Esse é já um propósito, e eu não poderia escrever com propósitos”.
O escritor mexicano David Toscana, que publicou em 1998 o romance Santa Maria do Circo (cujo título é uma
referência paródica à cidade mítica de Onetti), adotou uma outra estratégia
criativa: “Imaginei o mínimo que uma cidade possa ter no México: praça, igreja e
algumas poucas casas. A imaginação me sugeriu depois que na praça devia existir
a estátua de um herói desconhecido.
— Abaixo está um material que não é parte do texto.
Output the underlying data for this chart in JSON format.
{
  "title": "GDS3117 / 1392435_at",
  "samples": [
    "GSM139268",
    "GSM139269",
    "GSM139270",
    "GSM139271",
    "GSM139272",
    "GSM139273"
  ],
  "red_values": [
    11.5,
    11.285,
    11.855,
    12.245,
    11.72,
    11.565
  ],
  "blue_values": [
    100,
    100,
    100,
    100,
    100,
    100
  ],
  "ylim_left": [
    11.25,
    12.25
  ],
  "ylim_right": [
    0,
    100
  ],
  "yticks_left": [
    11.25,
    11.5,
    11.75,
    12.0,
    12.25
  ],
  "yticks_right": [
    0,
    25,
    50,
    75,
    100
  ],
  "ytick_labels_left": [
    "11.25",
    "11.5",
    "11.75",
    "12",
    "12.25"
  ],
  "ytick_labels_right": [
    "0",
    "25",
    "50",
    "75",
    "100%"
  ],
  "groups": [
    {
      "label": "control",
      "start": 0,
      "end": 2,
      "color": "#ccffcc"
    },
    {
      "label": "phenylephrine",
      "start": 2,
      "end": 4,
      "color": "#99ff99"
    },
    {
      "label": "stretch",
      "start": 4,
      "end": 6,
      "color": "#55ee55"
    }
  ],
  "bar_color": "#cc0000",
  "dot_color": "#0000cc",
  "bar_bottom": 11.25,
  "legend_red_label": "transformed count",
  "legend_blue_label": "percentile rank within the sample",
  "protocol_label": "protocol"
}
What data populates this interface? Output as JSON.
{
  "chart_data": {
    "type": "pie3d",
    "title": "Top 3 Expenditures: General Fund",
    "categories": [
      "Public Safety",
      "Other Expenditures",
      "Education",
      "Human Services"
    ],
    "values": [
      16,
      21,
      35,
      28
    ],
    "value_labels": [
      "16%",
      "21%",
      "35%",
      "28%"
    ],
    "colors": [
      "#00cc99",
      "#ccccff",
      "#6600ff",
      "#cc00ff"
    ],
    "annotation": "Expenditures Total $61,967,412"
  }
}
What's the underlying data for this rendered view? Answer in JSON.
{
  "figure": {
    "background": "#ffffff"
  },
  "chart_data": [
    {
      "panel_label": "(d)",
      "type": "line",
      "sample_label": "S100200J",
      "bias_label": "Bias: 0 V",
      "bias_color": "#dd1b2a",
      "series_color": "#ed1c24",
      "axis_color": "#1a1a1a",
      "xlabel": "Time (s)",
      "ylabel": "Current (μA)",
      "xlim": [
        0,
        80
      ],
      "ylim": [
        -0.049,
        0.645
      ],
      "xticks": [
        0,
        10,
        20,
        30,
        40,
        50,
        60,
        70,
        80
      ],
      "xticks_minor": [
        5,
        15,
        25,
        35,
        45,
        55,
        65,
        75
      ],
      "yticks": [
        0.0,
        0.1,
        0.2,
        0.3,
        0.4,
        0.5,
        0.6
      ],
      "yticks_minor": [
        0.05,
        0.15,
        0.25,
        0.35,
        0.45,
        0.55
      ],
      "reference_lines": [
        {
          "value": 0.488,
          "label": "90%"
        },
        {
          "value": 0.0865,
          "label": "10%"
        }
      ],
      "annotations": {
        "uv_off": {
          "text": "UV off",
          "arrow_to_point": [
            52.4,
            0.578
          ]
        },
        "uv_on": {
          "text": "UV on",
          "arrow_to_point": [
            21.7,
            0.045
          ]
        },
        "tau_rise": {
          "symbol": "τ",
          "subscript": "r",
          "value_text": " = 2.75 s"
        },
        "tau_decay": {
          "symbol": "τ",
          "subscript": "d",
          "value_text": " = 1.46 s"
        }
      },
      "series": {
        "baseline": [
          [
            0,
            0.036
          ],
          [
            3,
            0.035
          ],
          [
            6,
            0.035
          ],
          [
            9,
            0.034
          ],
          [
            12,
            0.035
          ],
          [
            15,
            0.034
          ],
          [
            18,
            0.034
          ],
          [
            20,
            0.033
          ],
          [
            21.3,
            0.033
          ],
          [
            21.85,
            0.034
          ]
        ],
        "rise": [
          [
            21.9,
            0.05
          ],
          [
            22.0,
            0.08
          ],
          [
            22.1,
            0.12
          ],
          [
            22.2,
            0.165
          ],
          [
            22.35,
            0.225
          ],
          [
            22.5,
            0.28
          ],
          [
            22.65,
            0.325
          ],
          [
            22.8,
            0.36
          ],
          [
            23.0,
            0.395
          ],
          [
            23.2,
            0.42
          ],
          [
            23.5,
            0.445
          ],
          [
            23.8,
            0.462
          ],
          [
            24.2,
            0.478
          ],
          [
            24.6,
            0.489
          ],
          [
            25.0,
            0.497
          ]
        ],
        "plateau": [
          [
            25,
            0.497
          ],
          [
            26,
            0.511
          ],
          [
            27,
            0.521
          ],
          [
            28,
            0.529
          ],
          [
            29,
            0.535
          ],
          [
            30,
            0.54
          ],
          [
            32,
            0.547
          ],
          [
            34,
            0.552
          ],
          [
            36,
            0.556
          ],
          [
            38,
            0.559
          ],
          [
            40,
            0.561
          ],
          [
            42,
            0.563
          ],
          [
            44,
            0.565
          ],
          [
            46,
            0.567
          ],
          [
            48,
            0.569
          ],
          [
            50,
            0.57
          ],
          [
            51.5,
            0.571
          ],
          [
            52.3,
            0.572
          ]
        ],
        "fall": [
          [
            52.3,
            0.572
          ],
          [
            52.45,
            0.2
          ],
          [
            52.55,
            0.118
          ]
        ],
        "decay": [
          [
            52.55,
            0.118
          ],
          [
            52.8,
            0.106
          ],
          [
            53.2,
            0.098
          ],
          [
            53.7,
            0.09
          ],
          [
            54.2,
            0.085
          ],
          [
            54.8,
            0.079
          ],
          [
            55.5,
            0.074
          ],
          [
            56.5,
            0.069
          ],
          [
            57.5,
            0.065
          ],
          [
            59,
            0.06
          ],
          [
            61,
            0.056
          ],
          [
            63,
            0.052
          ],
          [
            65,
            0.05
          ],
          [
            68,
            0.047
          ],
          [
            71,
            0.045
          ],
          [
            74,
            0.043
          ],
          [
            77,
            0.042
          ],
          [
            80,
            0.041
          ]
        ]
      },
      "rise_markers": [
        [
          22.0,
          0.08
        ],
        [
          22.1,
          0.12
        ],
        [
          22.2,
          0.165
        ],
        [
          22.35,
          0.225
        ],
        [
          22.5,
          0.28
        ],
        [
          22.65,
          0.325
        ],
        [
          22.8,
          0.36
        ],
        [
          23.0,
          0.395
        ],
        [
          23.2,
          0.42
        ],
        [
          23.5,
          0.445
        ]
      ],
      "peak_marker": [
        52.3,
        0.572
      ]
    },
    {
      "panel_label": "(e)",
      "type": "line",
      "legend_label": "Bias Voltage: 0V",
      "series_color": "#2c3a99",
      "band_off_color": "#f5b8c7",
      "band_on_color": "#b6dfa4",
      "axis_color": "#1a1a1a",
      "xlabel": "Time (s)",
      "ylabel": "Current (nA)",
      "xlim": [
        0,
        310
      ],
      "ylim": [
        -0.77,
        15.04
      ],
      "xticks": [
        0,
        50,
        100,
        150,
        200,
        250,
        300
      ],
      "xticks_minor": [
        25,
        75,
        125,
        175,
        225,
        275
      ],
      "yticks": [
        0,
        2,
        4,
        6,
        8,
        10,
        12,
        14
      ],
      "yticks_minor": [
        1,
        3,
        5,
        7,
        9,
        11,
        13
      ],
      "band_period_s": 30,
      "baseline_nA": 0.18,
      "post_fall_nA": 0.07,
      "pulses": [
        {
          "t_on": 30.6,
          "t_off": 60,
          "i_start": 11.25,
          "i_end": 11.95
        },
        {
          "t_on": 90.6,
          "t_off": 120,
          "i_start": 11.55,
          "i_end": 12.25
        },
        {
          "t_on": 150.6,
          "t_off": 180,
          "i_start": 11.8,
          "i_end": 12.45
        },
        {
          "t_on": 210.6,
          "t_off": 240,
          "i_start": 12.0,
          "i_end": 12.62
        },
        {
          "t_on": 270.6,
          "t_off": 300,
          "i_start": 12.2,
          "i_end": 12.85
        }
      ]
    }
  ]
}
Perguntei a mim mesmo se queria algum outro
edifício como escola, hospital, algum comércio ou fábrica, e disse que não.
Preferi manter tudo o mais simples possível. No primeiro romance ocupei-me de uma
cidade que no final ficou abandonada; agora quis o processo inverso: uma cidade
abandonada é povoada”, declarou a mim numa entrevista realizada por
e-mail. O romance conta a história de um
grupo de artistas circenses que, ao chegar numa cidade deserta, similar à
Comala de Rulfo, decide permanecer ali e fundar uma nova comunidade, batizada
de Santa Maria do Circo. A troupe é
composta por figuras bizarras como Barbarela, a mulher barbada; Natanael, o
anão; Hércules, o homem forte; Mandrake, o mágico; Fléxor, o contorcionista, e Balo,
o homem-bala, que decidem escolher novos ofícios, mais úteis à construção do
novo mundo. Sendo assim, cada membro do grupo escreve em pedaços de papel as
ocupações que julga essenciais, que depois são misturados na cartola do mágico
e sorteados ao acaso. Barbarela torna-se médica; Balo, general; Natanael, padre, e Hércules,
prostituta. O bizarro dessa cena é relativizado pelo escritor, para quem o
acaso “é o que define quase todas as vidas. São muito poucos os que decidem. Abrir
um papelote do chapéu de um mágico e abrir as páginas do jornal para buscar trabalho
são coisas muito parecidas. (...) O acaso faz com que um taxista dirija um táxi,
posto que quando criança não dizia ‘Quando crescer quero ser taxista’. E no
final a vida se parece un pouco com o circo. Pensemos por exemplo na política;
aí temos palhaços, prestidigitadores, mágicos, cães dançarinos, equilibristas,
domadores, malabaristas e um enorme público que paga muito caro pelo bilhete, ainda
que o espetáculo seja péssimo”.
O fracasso da nova sociedade é inevitável, pela escassez de recursos do
povoado, e após inúmeras peripécias, similares a farsas circenses, os artistas
resolvem abandonar o povoado, acompanhando a caravana de outra companhia
circense que passava pelo local. O dono do circo, Don Estevão, porém, recusa-se
a levar o anão, a mulher barbada e o homem forte, que são abandonados à própria
sorte. Santa Maria do Circo, assim como as cidades míticas criadas por Borges,
Onetti e Rulfo, pode ser entendida como uma vasta alegoria da solidão, do
fracasso e do absurdo que regem as sociedades latino-americanas.